Their morphing into a fan-base of the far-right, of conspiracy theories and crackpot ideas, was always ongoing but the speed at which it’s swept through them is incredible. This was somehow not clear to the wider community in Scotland – and certainly not Civic Scotland – until George Square and how appalling that whole thing was.

At that point it became impossible to ignore, and in the aftermath of that I started to think that we were, again, covering an historical turning point.

Civic Scotland’s fury was so clear and precise and directed where it belonged that I thought “Things have changed here.”

And you know what?

I think maybe they did.

I think things did change.

Because although a bunch of Ibrox fans on a bus thought they could get away with singing about Kyogo and posting it online they were wrong.

Fury erupted. The club was put under pressure.

Bans were handed out. Police charges followed.

The whole country backed our player, except those institutions which were supposed to; the SFA and the PFA.

But Civic Scotland reacted and the club was forced to.

But the Peepul learn slowly, and so it was a matter of time before the next outrage and the only thing I was surprised at was the resurrection of the song which a judge branded vile and racist and was largely gone from their games.

And Civic Scotland has hammered them for this like never before.

Questions are being asked in Parliament again.

Phil’s latest piece today charted the stance of some in the media and James Dornan, the MSP, to the way Ibrox has handled this, and it is Dornan’s question in the House today which has made sure this story stays current.

This one isn’t going to die down.

Civic Scotland has finally spoken with one voice and pointed the finger of blame where it belongs, and made it clear that it’s the club’s job to finally wipe this out. As long as the club is willing to ban those responsible for these outrages we’re somewhere we haven’t been for a long time … sadly Dornan has suggested tonight, after receiving a communique from the club, that they “still have a long way to go.”

We’ll see.

But the important thing is that the rest of the country is talking about this and directing their anger at Ibrox and not conflating it with other issues.

This is the issue.

It’s the only issue, and we are, all of us, covering what might be a vital moment in our nation’s history.

This will either be the moment Ibrox gets real or the moment when they are clearly identified as part of the problem and not part of the solution. What’s important is that the rest of this country wants that solution.

The rest of this country is sick and tired of this stuff.

Everyone but the Ibrox fans themselves, who have spent half a week indulging in the most preposterous defences for this stuff, and now have resorted to asking their fellow fans to behave “for the good of the club.”

How about behaving for the good of society?

How about a straight-up acknowledgement that this stuff is just plainly and simply wrong? 

Our manager has had the courage to say this … others must do the same.

Phil asked me today if I’d have believed it had he told me in 2001 that ten years later we’d finally be debating this matter in the right way, and that the big spotlight would be shining, at last, on the totem pole of hatred around which too many have, for too long, danced.

I would have found it impossible to believe then, because it was a conversation no-one wanted.

But we’re here, finally, and our society can only be better for this debate finally being had.

It is time for it.
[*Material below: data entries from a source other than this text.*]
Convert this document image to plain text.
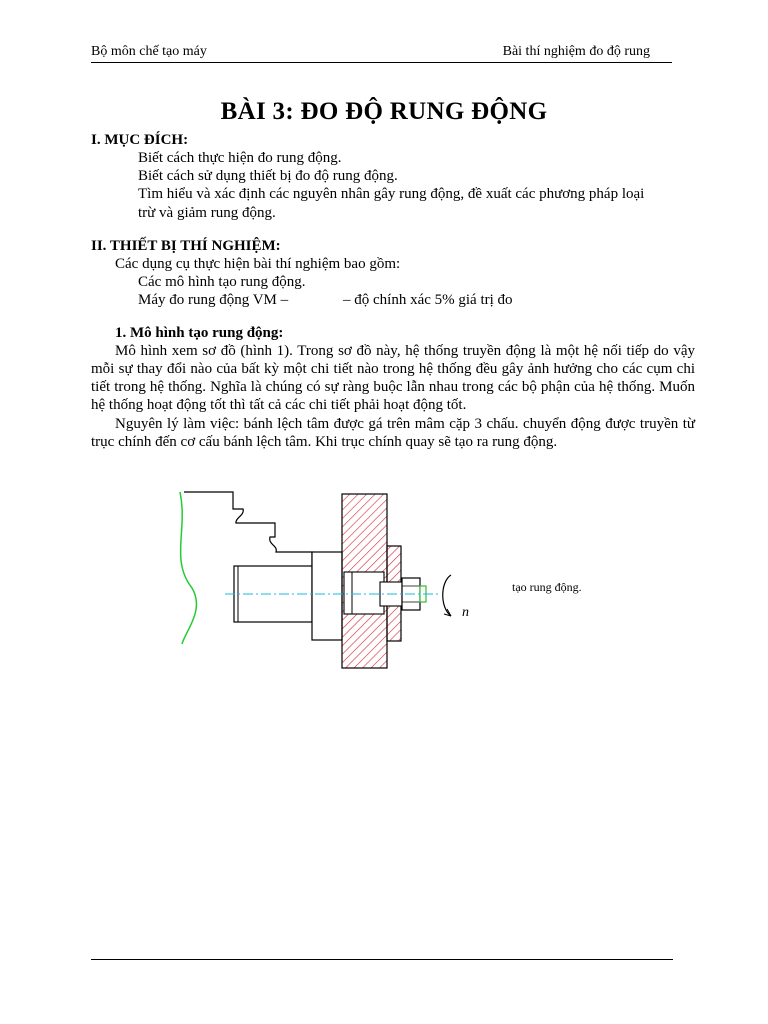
Bộ môn chế tạo máy	Bài thí nghiệm đo độ rung
BÀI 3: ĐO ĐỘ RUNG ĐỘNG
I. MỤC ĐÍCH:
Biết cách thực hiện đo rung động.
Biết cách sử dụng thiết bị đo độ rung động.
Tìm hiểu và xác định các nguyên nhân gây rung động, đề xuất các phương pháp loại
trừ và giảm rung động.
II. THIẾT BỊ THÍ NGHIỆM:
Các dụng cụ thực hiện bài thí nghiệm bao gồm:
Các mô hình tạo rung động.
Máy đo rung động VM –	– độ chính xác 5% giá trị đo
1. Mô hình tạo rung động:
Mô hình xem sơ đồ (hình 1). Trong sơ đồ này, hệ thống truyền động là một hệ nối tiếp do vậy mỗi sự thay đổi nào của bất kỳ một chi tiết nào trong hệ thống đều gây ảnh hưởng cho các cụm chi tiết trong hệ thống. Nghĩa là chúng có sự ràng buộc lẫn nhau trong các bộ phận của hệ thống. Muốn hệ thống hoạt động tốt thì tất cả các chi tiết phải hoạt động tốt.
Nguyên lý làm việc: bánh lệch tâm được gá trên mâm cặp 3 chấu. chuyển động được truyền từ trục chính đến cơ cấu bánh lệch tâm. Khi trục chính quay sẽ tạo ra rung động.
n
tạo rung động.
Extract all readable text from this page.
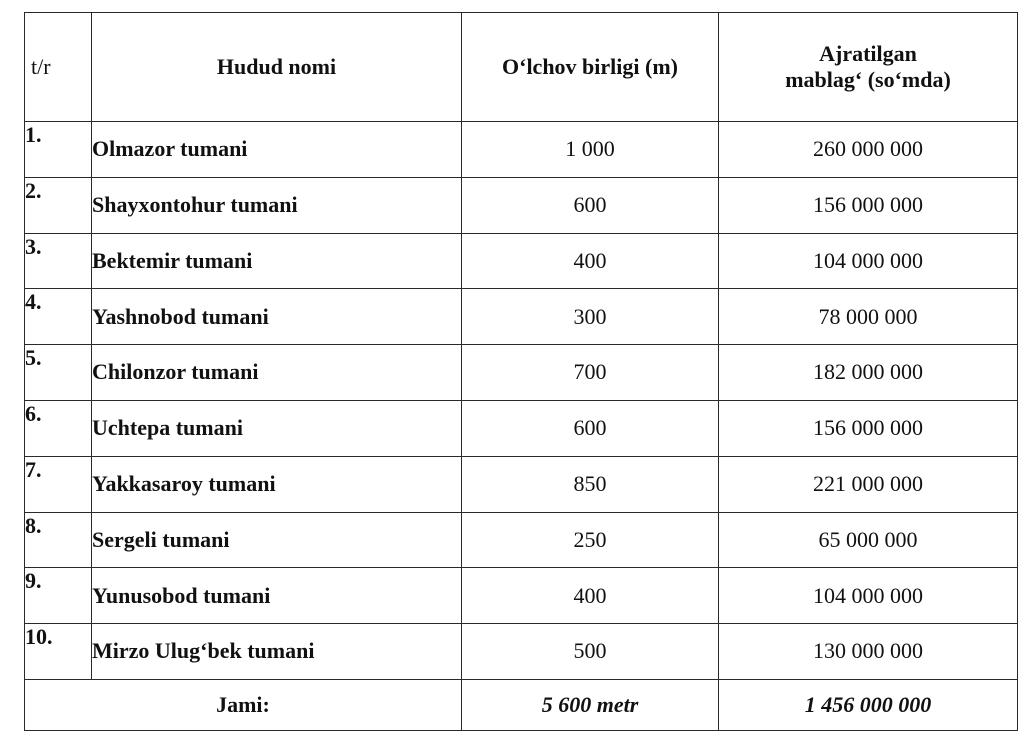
t/r	Hudud nomi	O‘lchov birligi (m)	Ajratilgan
mablag‘ (so‘mda)
1.	Olmazor tumani	1 000	260 000 000
2.	Shayxontohur tumani	600	156 000 000
3.	Bektemir tumani	400	104 000 000
4.	Yashnobod tumani	300	78 000 000
5.	Chilonzor tumani	700	182 000 000
6.	Uchtepa tumani	600	156 000 000
7.	Yakkasaroy tumani	850	221 000 000
8.	Sergeli tumani	250	65 000 000
9.	Yunusobod tumani	400	104 000 000
10.	Mirzo Ulug‘bek tumani	500	130 000 000
Jami:		5 600 metr	1 456 000 000
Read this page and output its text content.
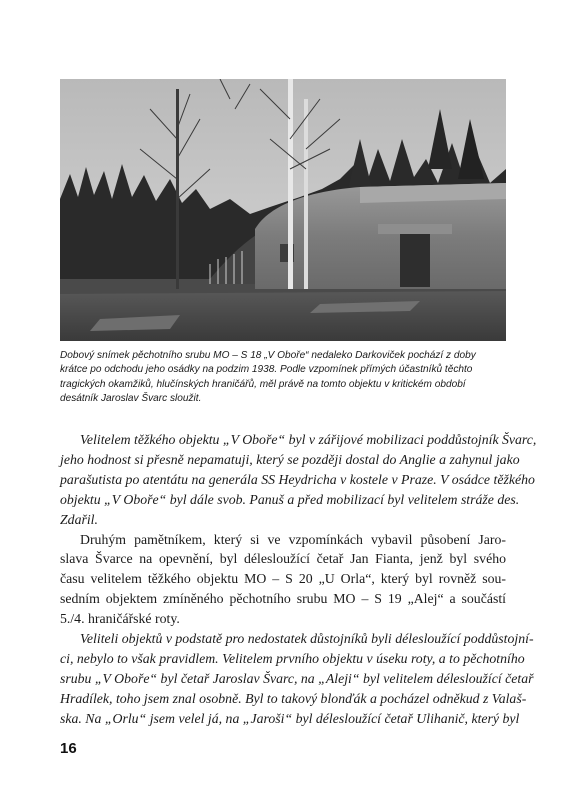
Dobový snímek pěchotního srubu MO – S 18 „V Oboře“ nedaleko Darkoviček pochází z doby

krátce po odchodu jeho osádky na podzim 1938. Podle vzpomínek přímých účastníků těchto

tragických okamžiků, hlučínských hraničářů, měl právě na tomto objektu v kritickém období

desátník Jaroslav Švarc sloužit.

Velitelem těžkého objektu „V Oboře“ byl v zářijové mobilizaci poddůstojník Švarc,
jeho hodnost si přesně nepamatuji, který se později dostal do Anglie a zahynul jako
parašutista po atentátu na generála SS Heydricha v kostele v Praze. V osádce těžkého
objektu „V Oboře“ byl dále svob. Panuš a před mobilizací byl velitelem stráže des.
Zdařil.

Druhým pamětníkem, který si ve vzpomínkách vybavil působení Jaro-
slava Švarce na opevnění, byl délesloužící četař Jan Fianta, jenž byl svého
času velitelem těžkého objektu MO – S 20 „U Orla“, který byl rovněž sou-
sedním objektem zmíněného pěchotního srubu MO – S 19 „Alej“ a součástí
5./4. hraničářské roty.

Veliteli objektů v podstatě pro nedostatek důstojníků byli délesloužící poddůstojní-
ci, nebylo to však pravidlem. Velitelem prvního objektu v úseku roty, a to pěchotního
srubu „V Oboře“ byl četař Jaroslav Švarc, na „Aleji“ byl velitelem délesloužící četař
Hradílek, toho jsem znal osobně. Byl to takový blonďák a pocházel odněkud z Valaš-
ska. Na „Orlu“ jsem velel já, na „Jaroši“ byl délesloužící četař Ulihanič, který byl

16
It is past time for it.

Those of us – Phil, myself and a handful of others – who have been writing about this issue for as long as we’ve been writing about the football – are covering what might be a great historic turning point … and I cannot help but think that this could yet be a moment Scotland emerges from with a great deal of pride.

Do not allow anyone to try to put this on the back-burner.

We have the spotlight where it needs to be.

It is the job of all of us to keep it there until this is resolved.

The moment is unique.

So is the opportunity to finally rout these Peepul out of our sport once and for all.